The "Cosmology and Galaxy Evolution" team (LCEG) focuses on the study of the formation, evolution, and physical properties of large cosmological structures, galaxy clusters, galaxies themselves, and their internal structures, extending to large-scale star formation. These structures are studied across cosmic time, from the birth of the first galaxies to the closest objects today. These studies are conducted using multi-wavelength observations with state-of-the-art observatories (ALMA, JWST, VLT, IRAM, and Euclid), complemented by advanced cosmological and galaxy evolution simulations using Europe's largest supercomputers. Continuous interaction between observations and simulations is sought to maximize data interpretation and provide the best constraints for structure formation models.
Key questions AIM addresses with LCEG include:
- When and how do the largest structures in the Universe form, how are they shaped by dark energy and the nature of dark matter, and how do they feed galaxies by driving baryonic flows along the cosmic web?
- When do the first galaxy proto-clusters emerge, and how do they evolve into modern galaxy clusters?

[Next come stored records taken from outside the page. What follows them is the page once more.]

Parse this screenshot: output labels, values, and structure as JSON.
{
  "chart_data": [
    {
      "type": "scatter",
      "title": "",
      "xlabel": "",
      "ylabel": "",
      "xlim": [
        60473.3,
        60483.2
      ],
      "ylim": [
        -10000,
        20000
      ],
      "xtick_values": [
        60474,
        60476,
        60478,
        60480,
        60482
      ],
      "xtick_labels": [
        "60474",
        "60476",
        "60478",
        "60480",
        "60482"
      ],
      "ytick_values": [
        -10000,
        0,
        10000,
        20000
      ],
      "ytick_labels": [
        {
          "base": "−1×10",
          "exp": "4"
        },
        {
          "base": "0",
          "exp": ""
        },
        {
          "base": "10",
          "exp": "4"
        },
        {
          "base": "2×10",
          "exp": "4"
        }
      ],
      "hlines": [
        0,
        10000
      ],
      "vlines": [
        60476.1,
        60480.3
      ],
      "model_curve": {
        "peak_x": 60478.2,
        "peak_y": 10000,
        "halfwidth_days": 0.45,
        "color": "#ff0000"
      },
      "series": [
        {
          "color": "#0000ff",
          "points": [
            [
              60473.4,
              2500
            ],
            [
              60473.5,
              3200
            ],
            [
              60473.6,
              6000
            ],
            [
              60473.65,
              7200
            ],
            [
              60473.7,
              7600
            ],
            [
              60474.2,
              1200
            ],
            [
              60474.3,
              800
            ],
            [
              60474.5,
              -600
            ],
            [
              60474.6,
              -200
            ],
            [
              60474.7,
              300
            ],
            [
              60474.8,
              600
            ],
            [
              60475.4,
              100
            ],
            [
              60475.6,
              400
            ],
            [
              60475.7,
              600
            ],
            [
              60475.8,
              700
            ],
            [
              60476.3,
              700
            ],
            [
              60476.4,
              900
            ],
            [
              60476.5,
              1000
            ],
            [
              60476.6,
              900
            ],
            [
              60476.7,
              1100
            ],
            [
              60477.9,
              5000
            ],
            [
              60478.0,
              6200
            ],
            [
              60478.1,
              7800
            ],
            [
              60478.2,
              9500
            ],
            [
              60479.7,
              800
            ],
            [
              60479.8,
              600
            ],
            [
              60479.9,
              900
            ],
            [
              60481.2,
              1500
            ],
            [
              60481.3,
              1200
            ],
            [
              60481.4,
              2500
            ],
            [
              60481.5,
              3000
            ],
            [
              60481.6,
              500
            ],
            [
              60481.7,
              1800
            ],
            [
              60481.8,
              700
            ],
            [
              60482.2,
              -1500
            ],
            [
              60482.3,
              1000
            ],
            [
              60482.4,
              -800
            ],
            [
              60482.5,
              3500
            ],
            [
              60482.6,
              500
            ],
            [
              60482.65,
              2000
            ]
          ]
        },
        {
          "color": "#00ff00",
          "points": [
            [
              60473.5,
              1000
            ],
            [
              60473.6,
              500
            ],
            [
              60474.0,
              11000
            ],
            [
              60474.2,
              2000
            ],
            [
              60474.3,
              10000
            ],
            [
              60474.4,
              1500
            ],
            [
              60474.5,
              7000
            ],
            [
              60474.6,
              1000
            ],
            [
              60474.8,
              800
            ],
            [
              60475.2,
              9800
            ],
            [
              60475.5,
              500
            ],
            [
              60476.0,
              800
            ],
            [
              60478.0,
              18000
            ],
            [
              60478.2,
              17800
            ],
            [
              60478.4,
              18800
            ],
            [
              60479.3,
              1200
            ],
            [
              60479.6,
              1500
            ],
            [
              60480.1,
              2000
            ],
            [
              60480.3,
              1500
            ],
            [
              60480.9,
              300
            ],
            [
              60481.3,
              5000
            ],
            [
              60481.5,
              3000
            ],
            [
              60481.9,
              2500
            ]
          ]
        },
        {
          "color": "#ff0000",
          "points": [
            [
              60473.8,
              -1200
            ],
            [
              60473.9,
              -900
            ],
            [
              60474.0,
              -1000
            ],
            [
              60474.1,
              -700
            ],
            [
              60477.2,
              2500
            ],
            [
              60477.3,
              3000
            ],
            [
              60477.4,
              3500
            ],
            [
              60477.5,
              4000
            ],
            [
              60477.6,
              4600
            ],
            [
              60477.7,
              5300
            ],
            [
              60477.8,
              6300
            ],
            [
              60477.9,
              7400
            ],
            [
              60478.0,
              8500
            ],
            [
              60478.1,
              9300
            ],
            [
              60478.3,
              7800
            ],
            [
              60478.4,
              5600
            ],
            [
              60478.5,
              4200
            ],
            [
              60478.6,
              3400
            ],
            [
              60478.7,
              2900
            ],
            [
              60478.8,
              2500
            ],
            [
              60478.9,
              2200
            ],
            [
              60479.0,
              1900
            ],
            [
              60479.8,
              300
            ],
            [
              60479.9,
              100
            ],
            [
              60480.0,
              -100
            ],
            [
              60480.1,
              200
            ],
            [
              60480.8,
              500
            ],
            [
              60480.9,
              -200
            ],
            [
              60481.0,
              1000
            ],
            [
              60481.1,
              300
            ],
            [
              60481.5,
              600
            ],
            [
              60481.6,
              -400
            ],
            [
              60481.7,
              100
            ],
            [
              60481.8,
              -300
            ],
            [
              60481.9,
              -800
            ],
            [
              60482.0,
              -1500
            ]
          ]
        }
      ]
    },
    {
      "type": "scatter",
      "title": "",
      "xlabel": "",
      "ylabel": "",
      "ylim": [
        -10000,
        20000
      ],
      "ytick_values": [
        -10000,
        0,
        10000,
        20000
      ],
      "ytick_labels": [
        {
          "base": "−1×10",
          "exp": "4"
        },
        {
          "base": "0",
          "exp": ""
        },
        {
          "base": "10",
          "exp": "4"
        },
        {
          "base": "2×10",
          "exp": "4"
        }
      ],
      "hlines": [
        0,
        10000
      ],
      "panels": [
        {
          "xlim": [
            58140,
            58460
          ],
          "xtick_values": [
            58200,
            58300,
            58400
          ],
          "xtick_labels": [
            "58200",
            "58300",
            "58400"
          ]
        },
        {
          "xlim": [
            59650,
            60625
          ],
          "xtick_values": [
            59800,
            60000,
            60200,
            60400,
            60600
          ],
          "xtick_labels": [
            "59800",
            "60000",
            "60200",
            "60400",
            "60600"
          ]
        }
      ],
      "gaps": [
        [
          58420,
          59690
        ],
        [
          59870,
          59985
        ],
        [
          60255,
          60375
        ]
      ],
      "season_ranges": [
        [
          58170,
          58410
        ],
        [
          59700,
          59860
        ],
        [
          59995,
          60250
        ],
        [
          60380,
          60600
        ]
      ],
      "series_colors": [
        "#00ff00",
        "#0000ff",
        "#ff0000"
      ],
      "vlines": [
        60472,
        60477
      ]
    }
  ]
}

How can they be robustly detected and characterized across cosmic time to constrain underlying cosmological models?
- How do massive galaxies assemble most of their mass through mergers and gas accretion, and how do they evolve into the modern Hubble Sequence?
- What regulates star formation on a galactic scale, why do most galaxies transform their gas into stars at a steady rate, while a few rare objects become starburst galaxies, and the most massive galaxies end up quenched, ceasing to form stars?
- What is the role of feedback mechanisms (supernovae, stellar radiation, AGN, cosmic rays, etc.) in regulating galaxy growth and supplying the intergalactic medium with recycled, metal-enriched gas?